Bahamian Prime Minister Hubert Minnis broke down in tears at a news conference Sunday, calling it “the worst day of my life.” He said many Bahamians had not heeded warnings to evacuate, refusing to leave their homes.

“I can only say to them that I hope this is not the last time they will hear my voice,” he said.

In the US authorities ordered more than a million evacuated from coastal regions in Florida and further north in the states of Georgia and South Carolina. Nearly 1,000 flights were canceled in Florida as the storm edged closer.

Palm Beach County, Florida, home to President Trump’s oceanfront resort, was among the jurisdictions ordering a partial mandatory evacuation.

“This looks like it could be larger than all of them,” Trump said Sunday during a hurricane briefing in Washington at the Federal Emergency Management Agency.

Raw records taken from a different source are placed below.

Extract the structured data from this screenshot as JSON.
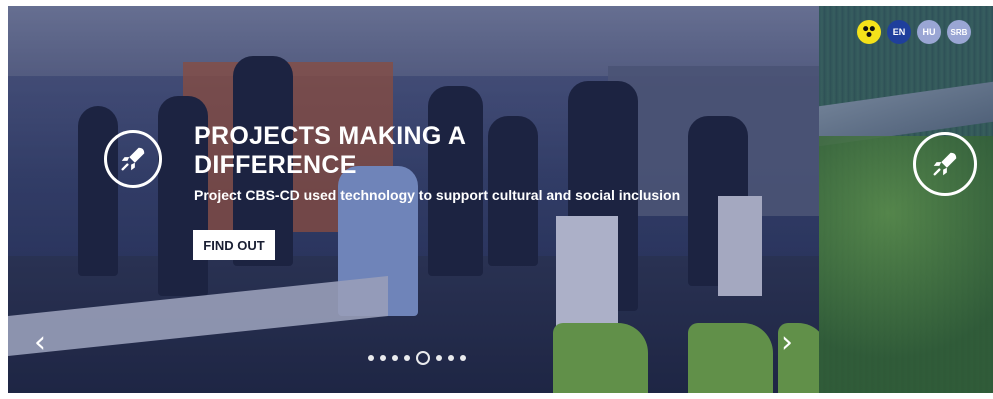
{
  "hero": {
    "headline": "PROJECTS MAKING A DIFFERENCE",
    "subline": "Project CBS-CD used technology to support cultural and social inclusion",
    "cta_label": "FIND OUT",
    "prev_arrow": "‹",
    "next_arrow": "›",
    "icon": "rocket-icon",
    "pagination": {
      "count": 8,
      "active_index": 4
    }
  },
  "next_slide": {
    "icon": "rocket-icon"
  },
  "languages": [
    {
      "code": "EN",
      "active": true
    },
    {
      "code": "HU",
      "active": false
    },
    {
      "code": "SRB",
      "active": false
    }
  ],
  "accessibility": {
    "icon": "accessibility-icon",
    "color": "#f4e21a"
  },
  "colors": {
    "accent": "#1f3f9c",
    "inactive_lang": "#9aa6d4",
    "text": "#ffffff"
  }
}
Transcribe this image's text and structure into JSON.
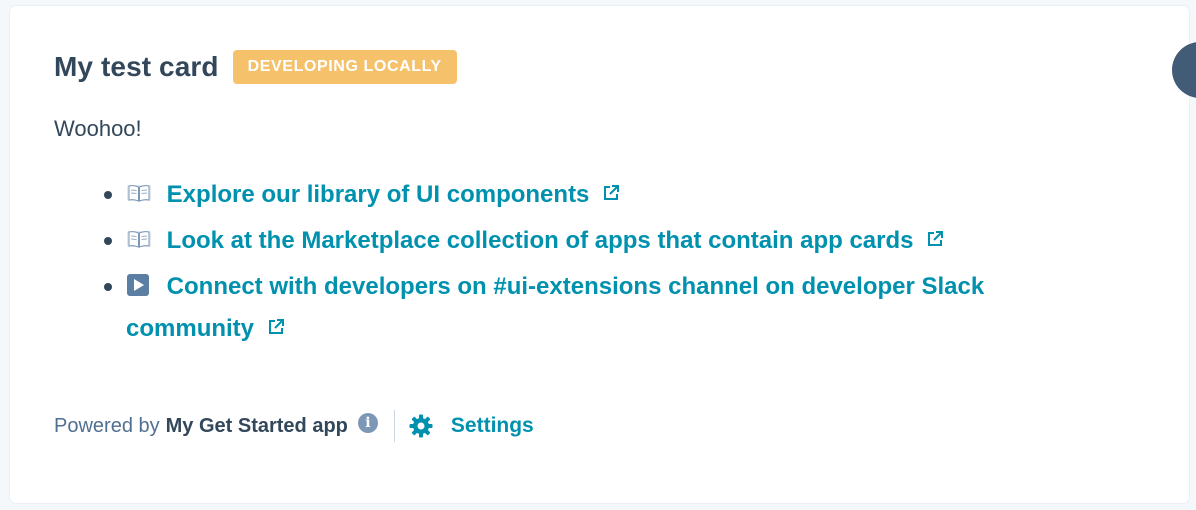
{
  "card": {
    "title": "My test card",
    "badge": "DEVELOPING LOCALLY",
    "body_text": "Woohoo!"
  },
  "links": [
    {
      "emoji_icon": "open-book-icon",
      "label": "Explore our library of UI components"
    },
    {
      "emoji_icon": "open-book-icon",
      "label": "Look at the Marketplace collection of apps that contain app cards"
    },
    {
      "emoji_icon": "play-button-icon",
      "label": "Connect with developers on #ui-extensions channel on developer Slack community"
    }
  ],
  "footer": {
    "powered_by_label": "Powered by",
    "app_name": "My Get Started app",
    "settings_label": "Settings"
  },
  "colors": {
    "badge": "#f5c26b",
    "link": "#0091ae",
    "text": "#33475b"
  }
}
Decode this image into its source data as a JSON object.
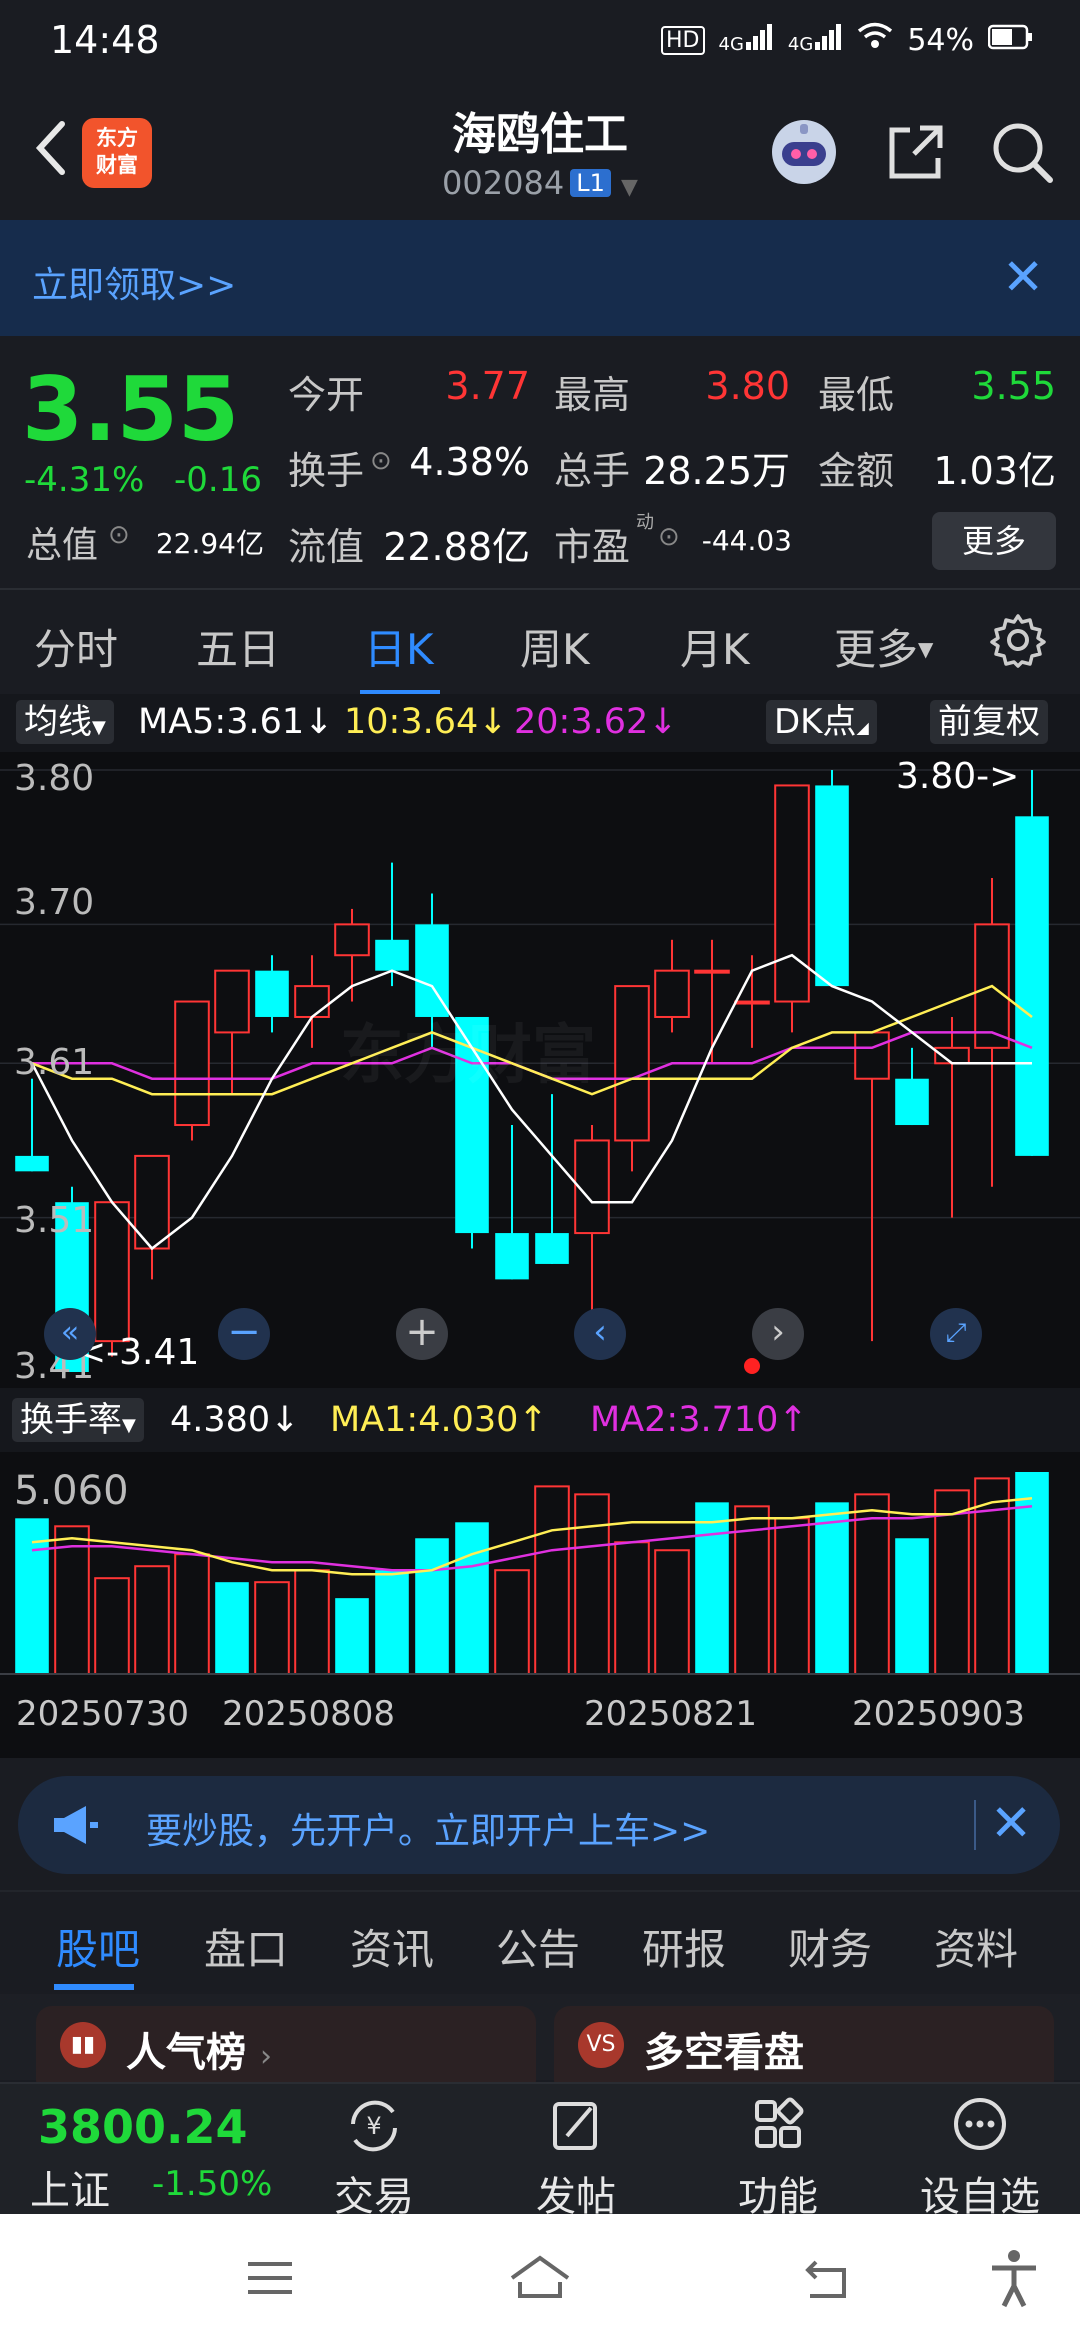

The agency said Dorian “will move dangerously close to the Florida east coast” by Monday night and stay close to the shoreline through Wednesday night, and imperil coastal areas in Georgia and South Carolina Wednesday night and Thursday.

“Although gradual weakening is forecast,” meteorologists said, “Dorian is expected to remain a powerful hurricane during the next couple of days.” 

“A slow westward to west-northwestward motion is forecast during the next day or so, followed by a gradual turn toward the northwest and north,” said the National Hurricane Center in its most recent advisory. How much Dorian turns and how quickly will determine the extent of its effects on the U.S. mainland. For now, forecasters have put hurricane warnings in place for about half of Florida’s east coast.

Jared Moskowitz, director of the Florida Division of Emergency Management, said, “Hurricane Dorian is the strongest storm to ever threaten the state of Florida on the east coast. No matter what path this storm takes, our state will be impacted. We will continue to work around the clock to prepare.”